The loss of any market is a concern for Saskatchewan, according to a spokesperson with Saskatchewan's Ministry of Agriculture in response to news of Saudi Arabia closing its border to Canadian wheat and barley.
James Kettel, executive director with the trade and value added branch of the ministry, told farmnewsnow Saudi Arabia is a hit-and-miss market for Saskatchewan.
"In 2017 we sent a significant amount of barley 97,000 from tonnes from Saskatchewan and in total 198,000 but if you go back to 2015, there was zero," he said.
Earlier this week Saudi Arabia ceased new trade and banned Canadian wheat imports, in response to a tweet sent from Global Affairs Canada, critizing the kingdom for its detention of of several human rights activists.
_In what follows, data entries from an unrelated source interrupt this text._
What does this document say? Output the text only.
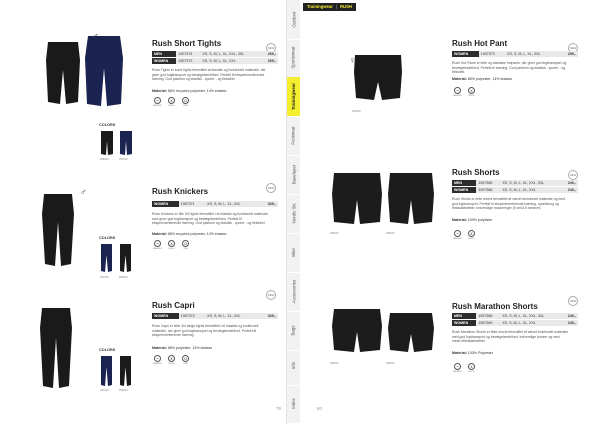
♂
Rush Short Tights	NEW
MEN	1907374	XS, S, M, L, XL, XXL, 3XL	269,-
WOMEN	1907373	XS, S, M, L, XL, XXL	269,-
Rush Tights er korte tights fremstillet af elastisk og funktionelt materiale, der giver god fugttransport og bevægelsesfrihed. Perfekt til eksperimenterende træning. God pasform og elastisk - sporer - og fleksibel.
Material: 86% recycled polyester, 14% elastan
~
MASKIN
x
BLEG
o
TØR
COLORS
999000	391000
♂	Rush Knickers	NEW
WOMEN	1907371	XS, S, M, L, XL, XXL	329,-
Rush Knickers er tille 3/4 tights fremstillet i et elastisk og funktionelt materiale, som giver god fugttransport og bevægelsesfrihed. Perfekt til eksperimenterende træning. God pasform og elastisk - sporer - og fleksibel.
Material: 86% recycled polyester, 14% elastan
~
MASKIN
x
BLEG
o
TØR
COLORS
391000	999000
Rush Capri
NEW
WOMEN	1907372	XS, S, M, L, XL, XXL	329,-
Rush Capri er lette 3/4 lange tights fremstillet i et elastisk og funktionelt materiale, der giver god fugttransport og bevægelsesfrihed. Perfekt til eksperimenterende træning.
Material: 86% polyester, 14% elastan
~
MASKIN
x
BLEG
o
TØR
COLORS
391000	999000
79
Outdoor
Sportswear
Trainingwear
Footwear
Baselayer
Nordic Ski
Bike
Accessories
Bags
Info
Index
Trainingwear | RUSH
999000
Rush Hot Pant
♀
NEW
WOMEN	1907373	XS, S, M, L, XL, XXL	259,-
Rush Hot Pants er lette og elastiske hotpants, der giver god fugttransport og bevægelsesfrihed. Perfekt til træning. God pasform og elastisk - sporer - og fleksibel.
Material: 86% polyester, 14% elastan
~
MASKIN
x
BLEG
999000	999000
Rush Shorts	NEW
MEN	1907365	XS, S, M, L, XL, XXL, 3XL	249,-
WOMEN	1907366	XS, S, M, L, XL, XXL	249,-
Rush Shorts er lette shorts fremstillet af vævet funktionelt materiale og med god fugttransport. Perfekt til eksperimenterende træning, sportsbrug og fritidsaktiviteter. Indvendige trusseringer (5 cm/3.5 tommer).
Material: 100% polyester
~
MASKIN
x
BLEG
999000	999000
Rush Marathon Shorts
NEW
MEN	1907368	XS, S, M, L, XL, XXL, 3XL	249,-
WOMEN	1907369	XS, S, M, L, XL, XXL	249,-
Rush Marathon Shorts er lette shorts fremstillet af vævet funktionelt materiale med god fugttransport og bevægelsesfrihed. Indvendige trusser og med mesh-/fritidsaktiviteter.
Material: 100% Polyester
~
MASKIN
x
BLEG
80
Kettel said while the recent wheat ban had more to do with politics than trade, it did highlight a trend in market access issues for Canada, such as the recent pulse tariffs imposed India. Kettel said there has been a noticeable shift in trade relations.
"There seems to be a lot more willingness to start less support for free trade and open trade, and more willingness to restrict access which for an exporting province like Saskatchewan is a concern," Kettel said.
The news is not all bad. Kettel said there has been increased demand on Canada, to export wheat, barley and canola to other countries such as China.
"Maybe we are starting to see benefits from the trade war with the US and China, so maybe that will help offset some of these concerns [with Saudia Arabia]," he said.
Kettel said there could also be some opportunity coming from Mexico, who are also to looking to diversify away from the United States. This fall, agriculture ministers from Canada will meet with agriculture officials from the U.S. and Mexico at the tri-national ag accord meeting in Mexico.
"I think if we were to go down we would probably look to do some work to promote some other opportunities," Kettel said.